Deux approches ont été proposées pour la gestion du dépistage du cancer du col de l’utérus dans le contexte de la variation des risques liés au vaccin. Les données de génotypage HPV issues de deux grands essais de dépistage (POBASCAM et NTCC) suggèrent qu’il peut être possible de définir différents intervalles de dépistage pour les femmes non vaccinées et les vaccinées HPV négatives, bien que le risque d’infection HPV chez les femmes vaccinées reste présent. Cependant, l’utilisation du statut de vaccination pour modifier les stratégies de dépistage pose des problèmes logistiques, car des registres complets sont nécessaires et doivent être accessibles lors de la visite de dépistage du col de l’utérus. Une autre stratégie de dépistage utilise la même approche pour les femmes non vaccinées et vaccinées (c’est le cas de la France), de sorte qu’une connaissance précise de l’état de vaccination d’un individu n’est pas nécessaire. Le dépistage primaire HPV, en particulier s’il implique un génotypage partiel pour les types de risque les plus élevés, offre une telle possibilité, du moins pour les cohortes vaccinées avec des vaccins de première génération. Une femme dépistée, qui est HPV positif, peut être traitée sur cette base, sans avoir besoin d’avoir des informations sur l’état de vaccination – ce qui compte, c’est son statut HPV le jour du dépistage.
Dans le contexte des vaccins de première génération, pour les femmes HPV négatives, l’intervalle peut être adapté au groupe le plus à risque dans la population, c’est-à-dire les femmes non vaccinées. Même avec une telle approche conservatrice, l’intervalle de dépistage pourrait être étendu à cinq ans.

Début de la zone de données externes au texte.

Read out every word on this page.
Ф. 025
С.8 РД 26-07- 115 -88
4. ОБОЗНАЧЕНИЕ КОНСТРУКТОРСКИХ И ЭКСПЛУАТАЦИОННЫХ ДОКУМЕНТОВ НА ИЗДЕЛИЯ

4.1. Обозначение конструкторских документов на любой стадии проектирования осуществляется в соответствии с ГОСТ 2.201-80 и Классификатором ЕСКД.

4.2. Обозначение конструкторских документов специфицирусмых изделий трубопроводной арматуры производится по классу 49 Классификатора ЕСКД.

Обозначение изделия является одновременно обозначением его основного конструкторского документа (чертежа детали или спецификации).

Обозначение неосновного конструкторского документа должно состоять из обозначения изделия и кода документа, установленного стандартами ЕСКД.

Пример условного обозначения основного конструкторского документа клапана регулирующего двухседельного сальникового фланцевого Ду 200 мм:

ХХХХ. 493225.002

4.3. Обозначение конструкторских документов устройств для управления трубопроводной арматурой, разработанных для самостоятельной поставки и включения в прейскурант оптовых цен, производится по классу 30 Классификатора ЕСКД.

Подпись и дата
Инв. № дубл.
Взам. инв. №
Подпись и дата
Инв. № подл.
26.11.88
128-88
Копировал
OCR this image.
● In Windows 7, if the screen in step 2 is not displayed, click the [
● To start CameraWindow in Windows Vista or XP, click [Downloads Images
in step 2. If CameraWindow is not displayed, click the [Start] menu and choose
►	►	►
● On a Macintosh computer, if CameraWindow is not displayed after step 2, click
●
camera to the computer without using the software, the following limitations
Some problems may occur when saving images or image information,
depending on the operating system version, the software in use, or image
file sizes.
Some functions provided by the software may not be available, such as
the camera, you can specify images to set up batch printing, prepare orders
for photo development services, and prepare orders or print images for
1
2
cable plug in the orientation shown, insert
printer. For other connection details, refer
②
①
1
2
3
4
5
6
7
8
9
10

Les vaccins de la prochaine génération sont susceptibles d’avoir un impact supplémentaire sur la stratégie optimale de dépistage du cancer du col. Mais leur impact sur les programmes de dépistage sera retardé pendant des décennies, puisqu’ils sont « intégrés » dans les programmes de vaccination existants qui ciblent principalement les adolescentes de 11-12 ans. Pour ces cohortes,
si la couverture vaccinale est élevée, il est probable qu’à long terme, une femme aura besoin de très peu de cycles de dépistage au cours de sa vie. Les premières analyses suggèrent que le nombre le plus efficient de tests de dépistage offerts aux cohortes ayant reçu des vaccins multivalents sera très variable en fonction de la couverture vaccinale.

Conclusion
En conclusion, parmi les questions importantes qui doivent être abordées, figurent le triage optimal des femmes HPV positives, l’âge de début et de fin du dépistage et l’intervalle optimal de dépistage. Le défi consiste à accélérer une approche intégrée de la mise en oeuvre de la vaccination anti HPV et du dépistage HPV.
Pour la plupart des pays, une approche pragmatique et unifiée, pour les femmes non vaccinées et vaccinées, semble la plus appropriée. Avec une telle approche, les femmes HPV-négatives sont toutes gérées sur la base du risque le plus élevé chez les femmes non vaccinées.
En résumé, la compréhension de la carcinogenèse liée au HPV a conduit à la mise au point de nombreux outils pour la prévention du cancer au cours de la dernière décennie. Mais il n’existe évidemment pas d’approche « sur mesure » : le défi réside désormais dans la mise en oeuvre optimale de ces outils dans des contextes très différents.

L’auteur Joseph Monsonego déclare n’avoir aucun lien d’intérêt pour cet article.